In un Paese normale la casa studio di un maestro Art Nouveau, sarebbe il luogo di pellegrinaggio di turisti e studiosi arrivati da mezzo mondo. A Palermo è una delle sedi della Soprindentenza ai Beni Culturali che, al netto di poche stanze aperte - non sempre - durante la manifestazione "Le vie dei Tesori", tiene le sue porte sbarrate.

Ciò purtroppo non è ancora avvenuto ma ci auguriamo tutti che la nuova compagine politica, sappia cogliere il potenziale esistente in questo scrigno culturale e si attivi in direzione di una reale valorizzazione aprendo l'edificio al ruolo museale e culturale che compete ad uno degli edifici simboli del gusto europeo della belle epoqué, periodo di una Palermo Felice in cui il nome della città floreale era metafora di rinascita sotto l'egida della bellezza!
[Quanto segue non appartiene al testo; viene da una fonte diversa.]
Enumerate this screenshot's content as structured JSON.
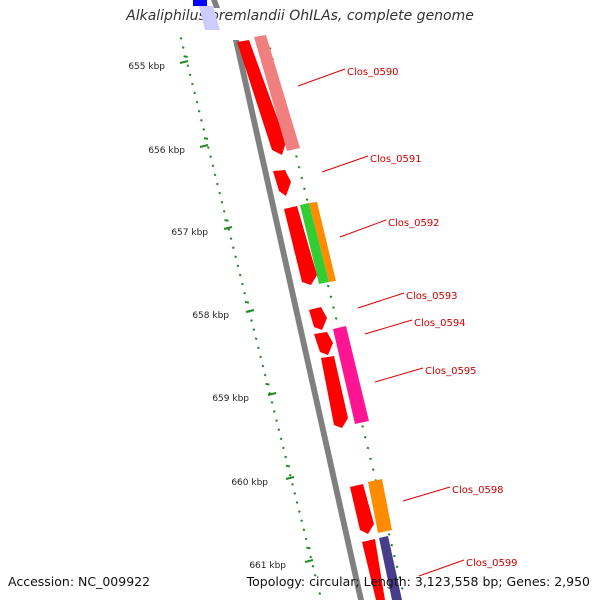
{
  "title": "Alkaliphilus oremlandii OhILAs, complete genome",
  "footer": {
    "accession": "Accession: NC_009922",
    "summary": "Topology: circular; Length: 3,123,558 bp; Genes: 2,950"
  },
  "colors": {
    "backbone": "#808080",
    "gc_ticks": "#228b22",
    "cds": "#ff0000",
    "blast_pink": "#f08080",
    "blast_green": "#32cd32",
    "blast_orange": "#ff8c00",
    "blast_magenta": "#ff1493",
    "blast_navy": "#483d8b",
    "label": "#cc0000"
  },
  "kbp_labels": [
    "655 kbp",
    "656 kbp",
    "657 kbp",
    "658 kbp",
    "659 kbp",
    "660 kbp",
    "661 kbp"
  ],
  "gene_labels": [
    "Clos_0590",
    "Clos_0591",
    "Clos_0592",
    "Clos_0593",
    "Clos_0594",
    "Clos_0595",
    "Clos_0598",
    "Clos_0599"
  ]
}
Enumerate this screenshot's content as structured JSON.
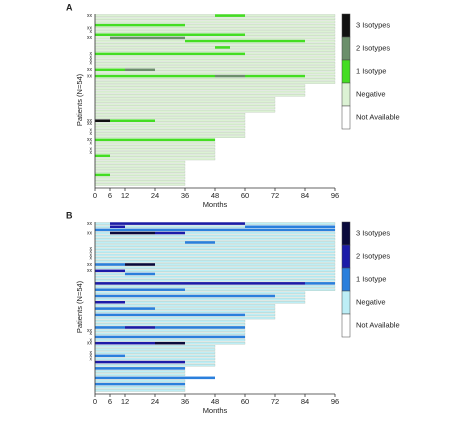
{
  "chart_data": [
    {
      "type": "swimmer",
      "panel_label": "A",
      "x_label": "Months",
      "y_label": "Patients (N=54)",
      "xlim": [
        0,
        96
      ],
      "xticks": [
        0,
        6,
        12,
        24,
        36,
        48,
        60,
        72,
        84,
        96
      ],
      "row_labels": [
        "xx",
        null,
        null,
        null,
        "xx",
        "x",
        null,
        "xx",
        null,
        null,
        null,
        null,
        "x",
        "x",
        "x",
        "x",
        null,
        "xx",
        null,
        "xx",
        null,
        null,
        null,
        null,
        null,
        null,
        null,
        null,
        null,
        null,
        null,
        null,
        null,
        "xx",
        "xx",
        null,
        "x",
        "x",
        null,
        "xx",
        "x",
        null,
        "x",
        "x",
        null,
        null,
        null,
        null,
        null,
        null,
        null,
        null,
        null,
        null
      ],
      "series": [
        {
          "name": "3 Isotypes",
          "color": "#111111",
          "segments": [
            {
              "row": 33,
              "start": 0,
              "end": 6
            }
          ]
        },
        {
          "name": "2 Isotypes",
          "color": "#6b8f6b",
          "segments": [
            {
              "row": 7,
              "start": 6,
              "end": 36
            },
            {
              "row": 17,
              "start": 12,
              "end": 24
            },
            {
              "row": 19,
              "start": 48,
              "end": 60
            }
          ]
        },
        {
          "name": "1 Isotype",
          "color": "#44dd22",
          "segments": [
            {
              "row": 0,
              "start": 48,
              "end": 60
            },
            {
              "row": 3,
              "start": 0,
              "end": 36
            },
            {
              "row": 6,
              "start": 0,
              "end": 60
            },
            {
              "row": 8,
              "start": 36,
              "end": 84
            },
            {
              "row": 10,
              "start": 48,
              "end": 54
            },
            {
              "row": 12,
              "start": 0,
              "end": 60
            },
            {
              "row": 17,
              "start": 0,
              "end": 12
            },
            {
              "row": 19,
              "start": 0,
              "end": 48
            },
            {
              "row": 19,
              "start": 60,
              "end": 84
            },
            {
              "row": 33,
              "start": 6,
              "end": 12
            },
            {
              "row": 33,
              "start": 12,
              "end": 24
            },
            {
              "row": 39,
              "start": 0,
              "end": 48
            },
            {
              "row": 44,
              "start": 0,
              "end": 6
            },
            {
              "row": 50,
              "start": 0,
              "end": 6
            }
          ]
        },
        {
          "name": "Negative",
          "color": "#dcf2d4",
          "values": [
            96,
            96,
            96,
            96,
            96,
            96,
            96,
            96,
            96,
            96,
            96,
            96,
            96,
            96,
            96,
            96,
            96,
            96,
            96,
            96,
            96,
            96,
            84,
            84,
            84,
            84,
            72,
            72,
            72,
            72,
            72,
            60,
            60,
            60,
            60,
            60,
            60,
            60,
            60,
            48,
            48,
            48,
            48,
            48,
            48,
            48,
            36,
            36,
            36,
            36,
            36,
            36,
            36,
            36
          ]
        },
        {
          "name": "Not Available",
          "color": "#ffffff"
        }
      ]
    },
    {
      "type": "swimmer",
      "panel_label": "B",
      "x_label": "Months",
      "y_label": "Patients (N=54)",
      "xlim": [
        0,
        96
      ],
      "xticks": [
        0,
        6,
        12,
        24,
        36,
        48,
        60,
        72,
        84,
        96
      ],
      "row_labels": [
        "xx",
        null,
        null,
        "xx",
        null,
        null,
        null,
        null,
        "x",
        "x",
        "x",
        "x",
        null,
        "xx",
        null,
        "xx",
        null,
        null,
        null,
        null,
        null,
        null,
        null,
        null,
        null,
        null,
        null,
        null,
        null,
        null,
        null,
        null,
        null,
        null,
        "xx",
        "x",
        null,
        "x",
        "xx",
        null,
        null,
        "x",
        "x",
        "x",
        null,
        null,
        null,
        null,
        null,
        null,
        null,
        null,
        null,
        null
      ],
      "series": [
        {
          "name": "3 Isotypes",
          "color": "#0a0a3c",
          "segments": [
            {
              "row": 3,
              "start": 6,
              "end": 24
            },
            {
              "row": 13,
              "start": 12,
              "end": 24
            },
            {
              "row": 38,
              "start": 24,
              "end": 36
            }
          ]
        },
        {
          "name": "2 Isotypes",
          "color": "#1c1ca8",
          "segments": [
            {
              "row": 0,
              "start": 6,
              "end": 60
            },
            {
              "row": 1,
              "start": 6,
              "end": 12
            },
            {
              "row": 3,
              "start": 24,
              "end": 36
            },
            {
              "row": 15,
              "start": 0,
              "end": 12
            },
            {
              "row": 19,
              "start": 0,
              "end": 84
            },
            {
              "row": 25,
              "start": 0,
              "end": 12
            },
            {
              "row": 33,
              "start": 12,
              "end": 24
            },
            {
              "row": 38,
              "start": 0,
              "end": 24
            },
            {
              "row": 44,
              "start": 0,
              "end": 36
            }
          ]
        },
        {
          "name": "1 Isotype",
          "color": "#2a7fdc",
          "segments": [
            {
              "row": 1,
              "start": 60,
              "end": 96
            },
            {
              "row": 2,
              "start": 0,
              "end": 96
            },
            {
              "row": 6,
              "start": 36,
              "end": 48
            },
            {
              "row": 13,
              "start": 0,
              "end": 12
            },
            {
              "row": 16,
              "start": 12,
              "end": 24
            },
            {
              "row": 19,
              "start": 84,
              "end": 96
            },
            {
              "row": 21,
              "start": 0,
              "end": 36
            },
            {
              "row": 23,
              "start": 0,
              "end": 72
            },
            {
              "row": 27,
              "start": 0,
              "end": 24
            },
            {
              "row": 29,
              "start": 0,
              "end": 60
            },
            {
              "row": 33,
              "start": 0,
              "end": 12
            },
            {
              "row": 33,
              "start": 24,
              "end": 60
            },
            {
              "row": 36,
              "start": 0,
              "end": 60
            },
            {
              "row": 42,
              "start": 0,
              "end": 12
            },
            {
              "row": 46,
              "start": 0,
              "end": 36
            },
            {
              "row": 49,
              "start": 0,
              "end": 48
            },
            {
              "row": 51,
              "start": 0,
              "end": 36
            }
          ]
        },
        {
          "name": "Negative",
          "color": "#bdeef6",
          "values": [
            96,
            96,
            96,
            96,
            96,
            96,
            96,
            96,
            96,
            96,
            96,
            96,
            96,
            96,
            96,
            96,
            96,
            96,
            96,
            96,
            96,
            96,
            84,
            84,
            84,
            84,
            72,
            72,
            72,
            72,
            72,
            60,
            60,
            60,
            60,
            60,
            60,
            60,
            60,
            48,
            48,
            48,
            48,
            48,
            48,
            48,
            36,
            36,
            36,
            36,
            36,
            36,
            36,
            36
          ]
        },
        {
          "name": "Not Available",
          "color": "#ffffff"
        }
      ]
    }
  ]
}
Scriverà Basile sul portale floreale d'accesso "DISPAR ET UNUM" e in questa suggestione c'è proprio tutto. C'è persino il rimando inciso un paio d'anni prima nel palazzo viennese della Secession, all'interno del quale impera il fregio a Beethoven di Gustav Klimt!

Riprendiamo allora in mano le nostre recenti radici culturali valorizzando questo importante scrigno d'arte integrale. Buona gesamtkunstwerk a tutti noi.